The new two-session Saturday qualifying system has not been met with great approval from the drivers so far, most finding the first session pointless. After general discontent with last year's single qualifying session on Friday and again on Saturday, it was decided to put them back-to-back together on Saturdays. After the first race weekend of the year at Melbourne, it seems qualifying still needs change.
Bernie Ecclestone wants a return to the original qualifying format of all the cars out on track together: "That would be much more exciting, in my opinion," Ecclestone told the BBC."It wasn't done to make it more exciting," he added, of the new qualifying system. "It was done because the teams with the smaller budgets that weren't up front said they never got seen during qualifying because people concentrated on the fast cars. I said that's complete nonsense because if people don't want to watch, they won't watch."
Australian GP winner Michael Schumacher's opinion was that the media and spectators were the ones wanting the change. "There were complaints two or three years ago and it was changed and then more complaints and it was changed so this is what we have," he said in Saturday's FIA press conference. "And now you complain again. Yes, maybe it is fair. For us, too, it is not that interesting. We just sit around and wait."
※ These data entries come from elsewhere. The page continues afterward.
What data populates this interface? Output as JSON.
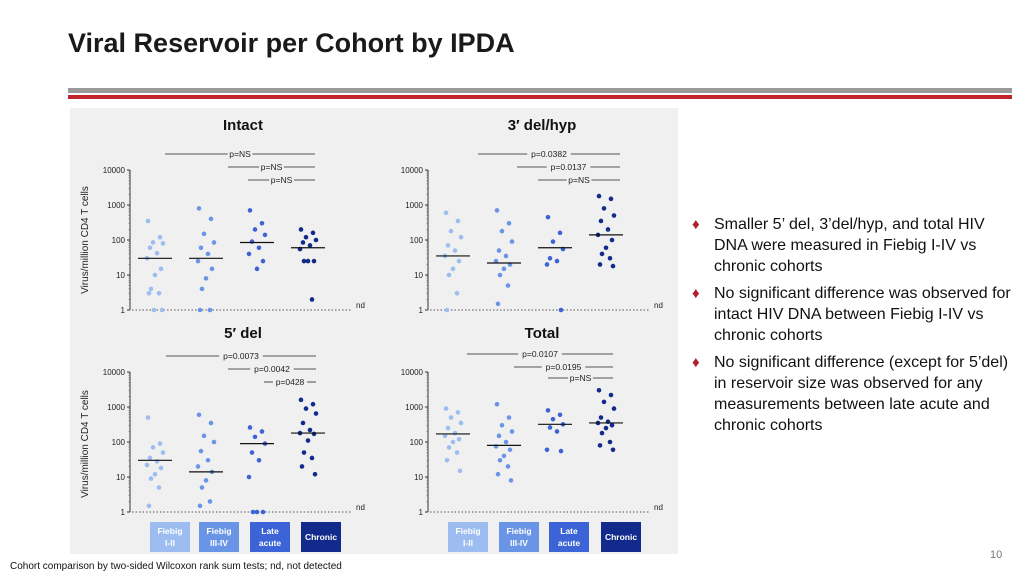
{
  "slide": {
    "title": "Viral Reservoir per Cohort by IPDA",
    "bullets": [
      "Smaller 5’ del, 3’del/hyp, and total HIV DNA were measured in Fiebig I-IV vs chronic cohorts",
      "No significant difference was observed for intact HIV DNA between Fiebig I-IV vs chronic cohorts",
      "No significant difference (except for 5’del) in reservoir size was observed for any measurements between late acute and chronic cohorts"
    ],
    "footer": "Cohort comparison by two-sided Wilcoxon rank sum tests; nd, not detected",
    "page_number": "10"
  },
  "colors": {
    "fiebig_I_II": "#9dbdf0",
    "fiebig_III_IV": "#6a95e6",
    "late_acute": "#3d64d6",
    "chronic": "#122a8c",
    "accent_red": "#c0272d"
  },
  "figure": {
    "y_axis_label": "Virus/million CD4 T cells",
    "y_ticks": [
      "1",
      "10",
      "100",
      "1000",
      "10000"
    ],
    "nd_label": "nd",
    "groups": [
      {
        "label_line1": "Fiebig",
        "label_line2": "I-II"
      },
      {
        "label_line1": "Fiebig",
        "label_line2": "III-IV"
      },
      {
        "label_line1": "Late",
        "label_line2": "acute"
      },
      {
        "label_line1": "Chronic",
        "label_line2": ""
      }
    ]
  },
  "chart_data": [
    {
      "type": "scatter",
      "title": "Intact",
      "categories": [
        "Fiebig I-II",
        "Fiebig III-IV",
        "Late acute",
        "Chronic"
      ],
      "y_scale": "log",
      "ylim": [
        1,
        10000
      ],
      "ylabel": "Virus/million CD4 T cells",
      "medians": [
        30,
        30,
        85,
        60
      ],
      "series": [
        {
          "name": "Fiebig I-II",
          "values": [
            350,
            120,
            85,
            80,
            60,
            42,
            30,
            15,
            10,
            4,
            3,
            3,
            1,
            1
          ]
        },
        {
          "name": "Fiebig III-IV",
          "values": [
            800,
            400,
            150,
            85,
            60,
            40,
            25,
            15,
            8,
            4,
            1,
            1
          ]
        },
        {
          "name": "Late acute",
          "values": [
            700,
            300,
            200,
            140,
            90,
            60,
            40,
            25,
            15
          ]
        },
        {
          "name": "Chronic",
          "values": [
            200,
            160,
            120,
            100,
            85,
            70,
            55,
            25,
            25,
            25,
            2
          ]
        }
      ],
      "comparisons": [
        "p=NS",
        "p=NS",
        "p=NS"
      ]
    },
    {
      "type": "scatter",
      "title": "3′ del/hyp",
      "categories": [
        "Fiebig I-II",
        "Fiebig III-IV",
        "Late acute",
        "Chronic"
      ],
      "y_scale": "log",
      "ylim": [
        1,
        10000
      ],
      "ylabel": "Virus/million CD4 T cells",
      "medians": [
        35,
        22,
        60,
        140
      ],
      "series": [
        {
          "name": "Fiebig I-II",
          "values": [
            600,
            350,
            180,
            120,
            70,
            50,
            35,
            25,
            15,
            10,
            3,
            1
          ]
        },
        {
          "name": "Fiebig III-IV",
          "values": [
            700,
            300,
            180,
            90,
            50,
            35,
            25,
            20,
            15,
            10,
            5,
            1.5
          ]
        },
        {
          "name": "Late acute",
          "values": [
            450,
            160,
            90,
            55,
            30,
            25,
            20,
            1
          ]
        },
        {
          "name": "Chronic",
          "values": [
            1800,
            1500,
            800,
            500,
            350,
            200,
            140,
            100,
            60,
            40,
            30,
            20,
            18
          ]
        }
      ],
      "comparisons": [
        "p=0.0382",
        "p=0.0137",
        "p=NS"
      ]
    },
    {
      "type": "scatter",
      "title": "5′ del",
      "categories": [
        "Fiebig I-II",
        "Fiebig III-IV",
        "Late acute",
        "Chronic"
      ],
      "y_scale": "log",
      "ylim": [
        1,
        10000
      ],
      "ylabel": "Virus/million CD4 T cells",
      "medians": [
        30,
        14,
        90,
        180
      ],
      "series": [
        {
          "name": "Fiebig I-II",
          "values": [
            500,
            90,
            70,
            50,
            35,
            28,
            22,
            18,
            12,
            9,
            5,
            1.5
          ]
        },
        {
          "name": "Fiebig III-IV",
          "values": [
            600,
            350,
            150,
            100,
            55,
            30,
            20,
            14,
            8,
            5,
            2,
            1.5
          ]
        },
        {
          "name": "Late acute",
          "values": [
            260,
            200,
            140,
            90,
            50,
            30,
            10,
            1,
            1,
            1
          ]
        },
        {
          "name": "Chronic",
          "values": [
            1600,
            1200,
            900,
            650,
            350,
            220,
            180,
            170,
            110,
            50,
            35,
            20,
            12
          ]
        }
      ],
      "comparisons": [
        "p=0.0073",
        "p=0.0042",
        "p=0428"
      ]
    },
    {
      "type": "scatter",
      "title": "Total",
      "categories": [
        "Fiebig I-II",
        "Fiebig III-IV",
        "Late acute",
        "Chronic"
      ],
      "y_scale": "log",
      "ylim": [
        1,
        10000
      ],
      "ylabel": "Virus/million CD4 T cells",
      "medians": [
        170,
        80,
        320,
        350
      ],
      "series": [
        {
          "name": "Fiebig I-II",
          "values": [
            900,
            700,
            500,
            350,
            250,
            180,
            150,
            120,
            100,
            70,
            50,
            30,
            15
          ]
        },
        {
          "name": "Fiebig III-IV",
          "values": [
            1200,
            500,
            300,
            200,
            150,
            100,
            75,
            60,
            40,
            30,
            20,
            12,
            8
          ]
        },
        {
          "name": "Late acute",
          "values": [
            800,
            600,
            450,
            320,
            260,
            200,
            60,
            55
          ]
        },
        {
          "name": "Chronic",
          "values": [
            3000,
            2200,
            1400,
            900,
            500,
            380,
            350,
            300,
            250,
            180,
            100,
            80,
            60
          ]
        }
      ],
      "comparisons": [
        "p=0.0107",
        "p=0.0195",
        "p=NS"
      ]
    }
  ]
}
There isn't much point to the first session, according to Schumacher's Ferrari teammate Rubens Barrichello: "There was no need to go fast, if you see what I mean. I would rather try hard on Friday, because it is part of the weekend -- (in qualifying one) I didn't feel I had to push."
The one engine per weekend rule is also making drivers more cautious. "I think the only strange thing is the first qualifying because it seems to be that only ten per cent of the people were trying to do a time and the rest were trying to take the car around (safely) for the second one," Barrichello added.
Williams' Juan Pablo Montoya agreed that drivers are not going to push too hard in the first qualifying session. "It is very hard to go out and push in the first session and then if you make a mistake and you shunt the car you are 10 places back and you don't have time to change engines or anything," he commented. "So you are going to see in the first qualifying that people are just cruising around."
Ferrari's one-two qualifying result on Saturday had Ecclestone dismayed: "This is not the sort of day we were expecting or wanted to see," he said. "It's a disaster. Ferrari were not supposed to be going this fast." Schumacher declined to answer when asked his opinion of Ecclestone's comment.